Nel 1977 Giacinto Auriti descriveva le linee guida per l’adesione
ad una moneta unica europea. A distanza di trentasette anni le
soluzioni del professore abruzzese sono ancora lontane dall’essere
adottate dall’establishment tecnocratico europeo, ma rappresentano una
prospettiva economica, politica e geopolitica necessaria per superare
l’empasse politica e strutturale dell’Unione Europea.
Nel 1977, l’allora presidente della Commissione europea, il
socialista britannico Roy Jenkins, strutturò una proposta per
l’istituzione dell’Unione economica e monetaria (UEM), che fu adottata
come Sistema monetario europeo (SME) nel 1979. Lo SME, patrocinato
politicamente dal presidente francese Valéry Giscard d’Estaing e da
quello tedesco-occidentale Helmut Schmidt, è l’antenato della Banca
Centrale Europea. Con puntuale e lucida visione pionieristica, il professor Giacinto
Auriti, allora Presidente del Centro studi politici e costituzionali,
nel dicembre dello stesso anno ha dato alle stampe il pamphlet “Principi
ed orientamenti per una moneta europea”, per Marino Solfanelli Editore.
Auriti, riprendendo le analisi anti-usurocratiche di Ezra Pound ed
elaborando un’innovativa teoria della moneta (la “teoria del valore
indotto della moneta”) ha rivestito fino alla sua morte, avvenuta nel
2006, il ruolo di “economista eretico” rispetto agli studi economici
“istituzionalmente riconosciuti”.
Nelle appena quindici pagine del pamphlet, l’autore riassume concetti
economici, storici e geopolitici, esplicando quello che è il suo
pensiero rispetto alla moneta comune europea, ben venticinque anni prima
dell’entrata in circolazione dell’Euro.
Già docente universitario di materie giuridiche, Auriti fin dalle prime
righe è esplicito: «la realizzazione di una moneta europea è un aspetto
essenziale per l’unificazione politica del nostro continente» (1).

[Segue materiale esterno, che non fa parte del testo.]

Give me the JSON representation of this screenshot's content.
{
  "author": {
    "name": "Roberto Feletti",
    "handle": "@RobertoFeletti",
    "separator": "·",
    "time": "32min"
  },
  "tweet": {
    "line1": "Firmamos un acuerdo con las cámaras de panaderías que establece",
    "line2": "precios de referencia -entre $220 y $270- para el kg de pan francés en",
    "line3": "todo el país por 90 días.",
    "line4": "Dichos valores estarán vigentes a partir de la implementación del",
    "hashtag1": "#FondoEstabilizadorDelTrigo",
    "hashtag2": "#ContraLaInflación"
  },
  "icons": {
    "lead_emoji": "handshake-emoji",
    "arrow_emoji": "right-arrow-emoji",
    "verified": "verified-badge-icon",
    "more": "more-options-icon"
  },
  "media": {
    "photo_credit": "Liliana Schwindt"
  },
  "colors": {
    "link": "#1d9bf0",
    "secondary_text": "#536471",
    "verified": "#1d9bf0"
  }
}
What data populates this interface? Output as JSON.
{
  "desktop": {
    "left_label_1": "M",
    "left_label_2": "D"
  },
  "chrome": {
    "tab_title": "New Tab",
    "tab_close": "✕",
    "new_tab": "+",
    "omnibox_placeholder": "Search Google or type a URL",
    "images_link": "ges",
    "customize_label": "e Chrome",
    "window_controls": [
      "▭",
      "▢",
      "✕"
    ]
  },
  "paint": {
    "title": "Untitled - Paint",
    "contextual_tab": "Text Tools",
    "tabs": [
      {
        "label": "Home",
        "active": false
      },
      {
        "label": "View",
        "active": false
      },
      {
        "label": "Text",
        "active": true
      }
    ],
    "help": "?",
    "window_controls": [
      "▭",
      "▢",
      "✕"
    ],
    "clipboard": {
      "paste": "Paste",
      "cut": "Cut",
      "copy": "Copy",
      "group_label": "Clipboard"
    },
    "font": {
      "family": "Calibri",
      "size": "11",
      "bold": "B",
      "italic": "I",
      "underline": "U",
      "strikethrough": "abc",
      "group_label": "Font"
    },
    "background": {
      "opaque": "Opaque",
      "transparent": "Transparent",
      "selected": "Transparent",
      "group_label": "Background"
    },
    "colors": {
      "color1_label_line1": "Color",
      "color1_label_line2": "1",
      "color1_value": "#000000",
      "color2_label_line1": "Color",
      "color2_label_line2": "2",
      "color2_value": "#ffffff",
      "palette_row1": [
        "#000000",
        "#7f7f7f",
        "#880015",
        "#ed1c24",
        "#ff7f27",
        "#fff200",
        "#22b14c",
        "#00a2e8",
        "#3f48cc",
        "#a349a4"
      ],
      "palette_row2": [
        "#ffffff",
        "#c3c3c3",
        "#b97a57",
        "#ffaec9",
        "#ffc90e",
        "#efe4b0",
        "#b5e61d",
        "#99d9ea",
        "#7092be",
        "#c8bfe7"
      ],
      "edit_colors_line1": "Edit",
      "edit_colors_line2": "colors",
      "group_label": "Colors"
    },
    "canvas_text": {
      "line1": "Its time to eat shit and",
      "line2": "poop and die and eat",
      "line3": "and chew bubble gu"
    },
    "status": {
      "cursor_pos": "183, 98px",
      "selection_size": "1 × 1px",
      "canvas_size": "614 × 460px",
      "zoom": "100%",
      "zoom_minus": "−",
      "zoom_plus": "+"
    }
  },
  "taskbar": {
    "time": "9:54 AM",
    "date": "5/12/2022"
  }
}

Successivamente chiarisce che l’Europa è soggetto privo di sovranità,
perché «allo stato attuale delle cose l’Europa – e non solamente
l’Europa – è una colonia monetaria della Banca d’America e del F.M.I.»
(2).
La “questione sovranista” però non si risolve aderendo a tendenze
scissioniste, vetero-nazionaliste o etnonazionaliste, come alcuni
presunti adepti del professore abruzzese attualmente cercano di
spacciare per soluzione del problema (accodandosi in questo caso al
volere di speculatori internazionali come George Soros), bensì
attraverso una più razionale e funzionale unificazione
politico-economica del continente europeo: «l’autonomia e l’indipendenza
monetaria europea deve altresì fondarsi su di un mercato organico, cioè
autosufficiente delle materie prime fondamentali» (3). Auriti allora
proponeva di sviluppare fonti di energia alternative al petrolio, come
ad esempio il brevetto Dragoni per l’utilizzo dell’energia solare. Se al
giorno d’oggi il petrolio risulta ancora un combustibile insostituibile
e che un “futuro senza petrolio” risulta ancora una prospettiva sempre
più lontana, forse utopica, va notato come siano numerosi i paesi, anche
produttori, che lo integrano ad altre fonti energetiche, puntando sulla
cosiddetta “energia verde”.
Nel pensiero auritiano il superamento della questione coloniale
europea si raggiunge con un comune cammino politico ed economico:
«L’Europa è sotto la spada di Damocle del grande usuraio […] L’unica
risposta a questa aggressione della grande usura è la proprietà popolare
della moneta, ovvero togliere la proprietà della moneta alla Banca
Centrale (una società privata) e attribuirla ai popoli all’atto
dell’emissione» (4). Questa asserzione, pilastro del pensiero sovranista
di Auriti, non costituisce solamente un assioma economico, ma racchiude
anche una prospettiva politica e geopolitica, come veniva confermato,
poche righe sopra, dal seguente passo: «la storia, maestra di vita, ha
insegnato che nel momento in cui l’Europa stava completando l’organicità
del mercato con l’apertura ai mercati orientali, l’America è
intervenuta nel Kosovo con il ridicolo pretesto di combattere il
contrabbando del petrolio» (5).
Da un punto di vista macro-economico, il professore di Guardiagrele
propone di sostituire il sistema entrato in vigore con gli accordi di
Bretton Woods con un sistema in cui la moneta europea sia creata senza
riserva monetaria: «conservare al dollaro la qualità di moneta di
riserva, significa accettare esplicitamente una vera e propria
subordinazione coloniale – si badi bene – non nei confronti del Popolo
Americano, ma della Banca d’America» (6).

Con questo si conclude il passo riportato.